От администратора Веры Александровны в лифте накалялось все, она хохотала беспорядочно и громко и жаловалась, подрагивая мясистыми щеками:
— Денек, ох, ну ты понимаешь сам. Утром — тараканы. И крысы твои. День — белье сдавала, вообще свихнешься скоро с этой прачечной. Все по счету надо,
— Отучился? — Лицо ее жарко плыло, и она прыскала, втихую прижимая его к стене. — Отдохнул ты? И сил набрался? Да? Ведь да? Ну только не будь таким. Я хочу, чтобы сегодня ты был совсем другой, другой, — и ткнулась в него с мягкою, властною силой, стиснула зубы и выдохнула, — О-ох, — и сразу отпрянула назад, дальше, в угол, приглашая, надеясь, зовя к себе. — Студент, это вы что себе позволяете? Нак вы себя ведете, студент? А? Я вот маме вашей напишу. Как же не совестно вам, распротуды вашу мать? Ох, господи. — И она визгливо расхохоталась, дробно, а потом пожаловалась еле слышно, сквозь спрятавшие лицо руки, — это ты меня сделал такой. Своими разговорами. Если б ты меня не трогал; если бы ты меня не подобрал, если бы ты мне про меня не рассказывал — я бы, может, при корнях бы и осталась, среди людей бы жила себе и жила, крепко бы стояла… Я бы крепко стояла, я бы себя ценила.
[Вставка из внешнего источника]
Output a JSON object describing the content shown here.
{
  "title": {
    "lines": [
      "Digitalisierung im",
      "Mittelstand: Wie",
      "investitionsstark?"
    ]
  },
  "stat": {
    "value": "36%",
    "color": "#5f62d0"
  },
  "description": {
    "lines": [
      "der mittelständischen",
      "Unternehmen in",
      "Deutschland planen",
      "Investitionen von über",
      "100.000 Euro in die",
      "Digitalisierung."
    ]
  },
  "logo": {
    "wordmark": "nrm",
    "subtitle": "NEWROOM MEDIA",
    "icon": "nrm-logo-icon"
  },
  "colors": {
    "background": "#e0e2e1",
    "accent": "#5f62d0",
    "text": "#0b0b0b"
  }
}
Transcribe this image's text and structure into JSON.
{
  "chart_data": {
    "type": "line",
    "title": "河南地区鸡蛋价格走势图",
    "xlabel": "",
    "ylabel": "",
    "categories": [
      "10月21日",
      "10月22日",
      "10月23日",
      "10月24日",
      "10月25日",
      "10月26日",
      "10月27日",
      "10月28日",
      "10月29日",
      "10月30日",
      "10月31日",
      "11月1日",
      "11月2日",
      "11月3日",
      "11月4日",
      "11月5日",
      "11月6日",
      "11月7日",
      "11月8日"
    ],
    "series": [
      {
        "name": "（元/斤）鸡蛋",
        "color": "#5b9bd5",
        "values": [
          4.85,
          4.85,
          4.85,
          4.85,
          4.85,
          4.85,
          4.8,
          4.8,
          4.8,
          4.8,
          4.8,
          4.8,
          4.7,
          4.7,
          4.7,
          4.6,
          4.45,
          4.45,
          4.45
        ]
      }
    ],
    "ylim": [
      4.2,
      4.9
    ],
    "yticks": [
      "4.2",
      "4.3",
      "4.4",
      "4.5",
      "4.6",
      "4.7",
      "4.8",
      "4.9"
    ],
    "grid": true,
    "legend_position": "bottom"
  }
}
А теперь все, не могу, как последняя… Сама понимаю, вижу! И стыдно, да не могу! Деньки мои ведь уходят, все скорей деньки мои уходят, не могу так, хочу, хочу, я хочу еще, мне надо, а я уже такая старая, а сколько времени ушло, а ничего почти не осталось, я хочу, хоть немного, мне немного, ну ладно, так. Ну ладно. Мне тут надо еще на восьмой, по делу, понял? Ты не думай, нос не задирай. Я тебя не специально встречала. И не думала. Приходи к ночи ближе, когда ключи от читалок сдадут. Как всегда, короче, чего я тебе объясняю… Хотя, может, забыл? Давно ведь не был, ах, как давно…
И она побежала почти на восьмой — ноги ее поскользили по лестнице, как щедрый солнечный луч, темнеющий в подоле, и она все-таки не вы держала и жалко, стонуще вскрикнула:
— Да хоть придешь ты сегодня, а? Ну не молчи ты, камень! Я ведь по-боевому настроена. У меня огромные планы на сегодня!
Грачев кивнул и сипло подтвердил:
— У меня тоже. Она всхлипнула, помахала рукой и побежала наверх, шаги ее отдавались на лестнице, как капель среди зимы.
Он вступил в коридор и остановился. Руки его повисли без дела.
Коридор был пуст до его двери — насквозь.
Он покорно прошелся еще вперед, за комнатенку мусоропровода и телехолл, и опять передохнул, ожидая, сдавшись.
Никто не дернулся, никто не шаркнул, никто не шепнул, никого.
И он резкими, подневольно свободными шагами ворвался в коридор, и перед ним, как маяк, трясся и рос кровяной плевок огнетушителя на стене у его двери. Он сломал, задавил свое презренное тело и заставил последние, явно уже спасительные шаги до комнаты почти ползти — лениво, вразвалку, рассёянно.
Коридор остался свободным.
Хотя это ничего не значило. Они могли ждать и в комнате. И теперь коридор был уже землей родной, и добрая старуха-зима за стеклом аварийного выхода уже утешала обещанием хвои
Грачев отпер дверь с пронзительным скрежетом. Распахнул. Нет. Он помедлил и заглянул в ванную. Наступил на хмельно заплетающегося по полу таракана и деревянной рукой отдернул клеенку, прячущую ванну. У ванны было ржавое, рыжеватое слоями дно.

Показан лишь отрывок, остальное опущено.